La Lira popular est également un champ d’observation privilégié de l’imbrication entre culture populaire et culture savante. Dans l’étude qui fait référence depuis (trop?) longtemps, Rudolf Lenz souligne par exemple la différence entre le registre des cuartetas, dont le texte est souvent tiré de refrains traditionnels, et celui des décimas, qui aspire au statut de poésie savante. Lenz affirme que la production des poetas populares n’est pas de la poésie populaire, mais de la « poésie savante dégénérée ». Il note avec un certain dédain que la connaissance qu’ils ont de l’histoire de Charlemagne leur vient d’une traduction en espagnol de l’ouvrage de Gaston Paris, Histoire poétique de Charlemagne, très répandue au Chili. Le matériau de base des poetas populares est donc composite et comporte effectivement des connaissances savantes qui ne sont pas toujours bien comprises et visent à impressionner l’auditoire — Lenz, en bon romaniste, ne peut s’empêcher de comparer ces entreprises au trobar ric des troubadours qui forçait l’admiration par l’emploi de tournures recherchées et absconses. Il est évident, lorsque l’on étudie ces textes, que ce phénomène provient d’une profonde aspiration des poetas populares à prendre leur place dans la culture savante et reconnue de leur temps.

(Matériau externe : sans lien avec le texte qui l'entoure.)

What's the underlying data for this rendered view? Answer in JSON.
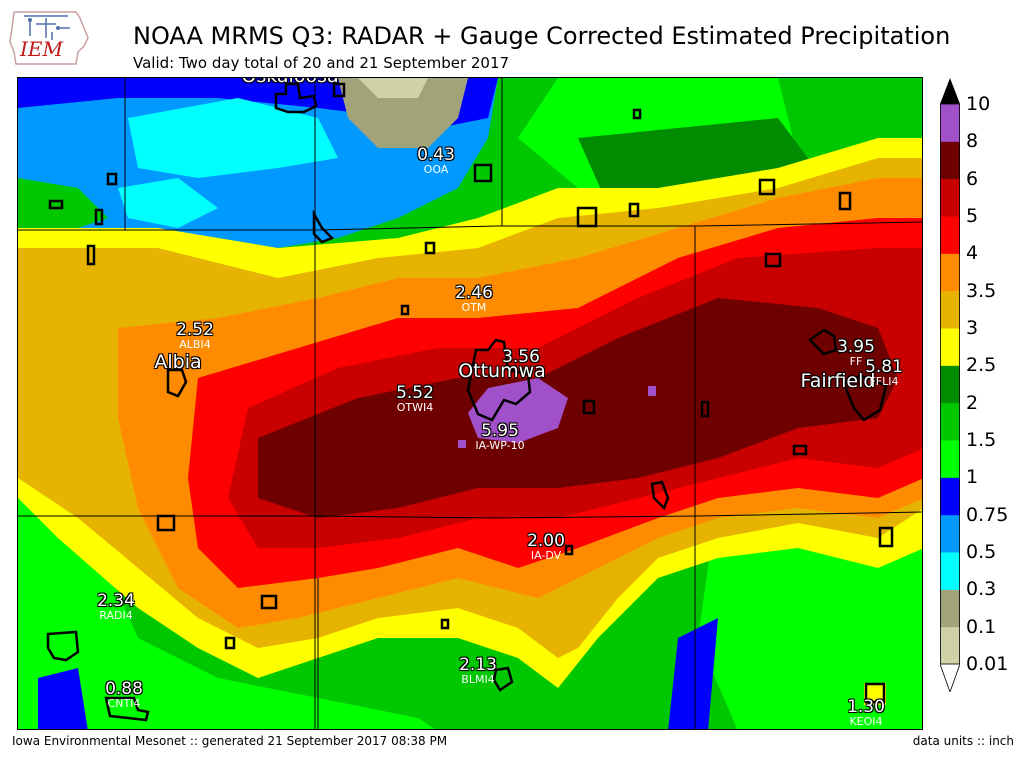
{
  "header": {
    "logo_text": "IEM",
    "title": "NOAA MRMS Q3: RADAR + Gauge Corrected Estimated Precipitation",
    "subtitle": "Valid: Two day total of 20 and 21 September 2017"
  },
  "colors": {
    "bins": [
      "#d1d1a8",
      "#a3a37a",
      "#00ffff",
      "#0099ff",
      "#0000ff",
      "#00ff00",
      "#00c800",
      "#008c00",
      "#ffff00",
      "#e6b400",
      "#ff8c00",
      "#ff0000",
      "#c80000",
      "#6e0000",
      "#a050c8",
      "#ffffff"
    ]
  },
  "colorbar": {
    "ticks": [
      "0.01",
      "0.1",
      "0.3",
      "0.5",
      "0.75",
      "1",
      "1.5",
      "2",
      "2.5",
      "3",
      "3.5",
      "4",
      "5",
      "6",
      "8",
      "10"
    ]
  },
  "stations": [
    {
      "value": "0.43",
      "id": "OOA"
    },
    {
      "value": "2.46",
      "id": "OTM"
    },
    {
      "value": "2.52",
      "id": "ALBI4"
    },
    {
      "value": "3.56",
      "id": ""
    },
    {
      "value": "5.52",
      "id": "OTWI4"
    },
    {
      "value": "5.95",
      "id": "IA-WP-10"
    },
    {
      "value": "3.95",
      "id": "FF"
    },
    {
      "value": "5.81",
      "id": "FFLI4"
    },
    {
      "value": "2.00",
      "id": "IA-DV"
    },
    {
      "value": "2.34",
      "id": "RADI4"
    },
    {
      "value": "2.13",
      "id": "BLMI4"
    },
    {
      "value": "0.88",
      "id": "CNTI4"
    },
    {
      "value": "1.30",
      "id": "KEOI4"
    }
  ],
  "cities": [
    "Oskaloosa",
    "Albia",
    "Ottumwa",
    "Fairfield"
  ],
  "footer": {
    "left": "Iowa Environmental Mesonet :: generated 21 September 2017 08:38 PM",
    "right": "data units :: inch"
  }
}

Le mépris que manifestait Lenz doit aujourd’hui être revu : il a été à plusieurs reprises prouvé que la mémoire populaire chilienne conservait la trace de romances espagnols du vxviie siècle. Et, s’il nous faut rester dans la comparaison avec la littérature des troubadours, ne devons-nous pas nous émerveiller de cette étonnante rémanence du sirventès, controverse dialoguée entre deux personnages opposés par l’âge, la situation sociale ou la profession, dans le contrapunto que pratiquent encore au début du xxe siècle les poetas populares ?
Enfin, ces textes sont également dignes d’attention pour leur intérêt linguistique. Les poetas populares étaient pour beaucoup d’entre eux illettrés, voire, comme Juan Bautista Peralta ou José Hipólito Cordero, aveugles. Leur poésie était donc toute phonétique, ce qui les amenait à faire rimer « debido » avec « desafío », le « d » intervocalique tombant quasiment toujours dans la langue parlée. Mis à part ces rimes et la mise en scène du discours du huaso, personnage typique d’éleveur dont on imite les manières campagnardes dans les poèmes, la prégnance de l’oral reste difficile à percevoir. En effet, la plupart du temps, le cajista (typographe) rétablissait une orthographe normalisée. Parfois, cependant, apparaissent des textes où la phonétique dicte les graphies. Pour le linguiste, c’est bien évidemment une source précieuse sur l’évolution des parlers.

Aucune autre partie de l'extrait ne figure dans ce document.